Concerns have been expressed about how this program and any data it generates will impact biological weapon control and agricultural coexistence, though there has also been support for its stated objectives.

== Technological applications ==

=== Lithium-ion batteries ===
In 2009, MIT scientists created a genetically modified virus that has been used to construct a more environmentally friendly lithium-ion battery. The battery was constructed by genetically engineering different viruses such as, the E4 bacteriophage and the M13 bacteriophage, to be used as a cathode. This was done by editing the genes of the virus that code for the protein coat. The protein coat is edited to coat itself in iron phosphate to be able to adhere to highly conductive carbon-nanotubes. The viruses that have been modified to have a multifunctional protein coat can be used as a nano-structured cathode with causes ionic interactions with cations. Allowing the virus to be used as a small battery. Angela Blecher, the scientist who led the MIT research team on the project, says that the battery is powerful enough to be used as a rechargeable battery, power hybrid electric cars, and a number of personal electronics. While both the E4 and M13 viruses can infect and replicate within their bacterial host, it unclear if they retain this capacity after being part of a battery.

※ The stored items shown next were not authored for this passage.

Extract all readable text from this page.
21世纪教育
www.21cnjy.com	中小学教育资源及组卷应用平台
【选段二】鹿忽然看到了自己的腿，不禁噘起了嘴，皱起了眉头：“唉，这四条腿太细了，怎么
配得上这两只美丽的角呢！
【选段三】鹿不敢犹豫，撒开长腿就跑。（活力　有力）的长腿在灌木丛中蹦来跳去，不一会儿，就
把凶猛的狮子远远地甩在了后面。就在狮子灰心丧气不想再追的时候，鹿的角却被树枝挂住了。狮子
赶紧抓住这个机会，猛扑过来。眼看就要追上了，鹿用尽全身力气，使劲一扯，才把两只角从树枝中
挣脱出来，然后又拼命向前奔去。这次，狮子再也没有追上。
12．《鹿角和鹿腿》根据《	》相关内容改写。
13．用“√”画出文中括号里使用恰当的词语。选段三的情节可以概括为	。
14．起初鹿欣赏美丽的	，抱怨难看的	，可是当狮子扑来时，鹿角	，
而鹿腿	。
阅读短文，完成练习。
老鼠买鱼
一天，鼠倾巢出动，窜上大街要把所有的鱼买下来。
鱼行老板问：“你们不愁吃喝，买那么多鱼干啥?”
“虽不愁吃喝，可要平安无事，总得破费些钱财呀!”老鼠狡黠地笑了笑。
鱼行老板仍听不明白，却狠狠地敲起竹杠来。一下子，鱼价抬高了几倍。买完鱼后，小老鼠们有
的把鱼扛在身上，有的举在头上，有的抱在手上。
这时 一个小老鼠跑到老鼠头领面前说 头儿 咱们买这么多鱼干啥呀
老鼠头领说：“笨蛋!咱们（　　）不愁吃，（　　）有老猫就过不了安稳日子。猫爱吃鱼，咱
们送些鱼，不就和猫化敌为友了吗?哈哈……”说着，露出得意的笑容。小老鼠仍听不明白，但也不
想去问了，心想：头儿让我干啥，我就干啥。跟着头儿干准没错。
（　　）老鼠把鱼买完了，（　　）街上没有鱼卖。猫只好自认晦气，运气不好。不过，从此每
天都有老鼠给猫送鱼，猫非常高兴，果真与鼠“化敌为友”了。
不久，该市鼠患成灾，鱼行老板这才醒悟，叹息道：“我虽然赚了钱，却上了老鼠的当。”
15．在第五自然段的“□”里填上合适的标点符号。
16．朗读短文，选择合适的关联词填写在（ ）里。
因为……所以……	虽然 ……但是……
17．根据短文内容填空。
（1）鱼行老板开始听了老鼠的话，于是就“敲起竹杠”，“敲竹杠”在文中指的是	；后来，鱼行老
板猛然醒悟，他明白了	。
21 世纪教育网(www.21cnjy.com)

== Safety concerns and regulation ==

=== Bio-hazard research limitations ===
The National Institute of Health declared a research funding moratorium on select Gain-of-Function virus research in January 2015. In January 2017, the U.S. Government released final policy guidance for the review and oversight of research anticipated to create, transfer, or use enhanced potential pandemic pathogens (PPP). Questions about a potential escape of a modified virus from a biosafety lab and the utility of dual-use-technology, dual use research of concern (DURC), prompted the NIH funding policy revision.

=== GMO lentivirus incident ===
A scientist claims she was infected by a genetically modified virus while working for Pfizer. In her federal lawsuit she says she has been intermittently paralyzed by the Pfizer-designed virus. "McClain, of Deep River, suspects she was inadvertently exposed, through work by a former Pfizer colleague in 2002 or 2003, to an engineered form of the lentivirus, a virus similar to the one that can lead to acquired immune deficiency syndrome, or AIDS." The court found that McClain failed to demonstrate that her illness was caused by exposure to the lentivirus, but also that Pfizer violated whistleblower protection laws.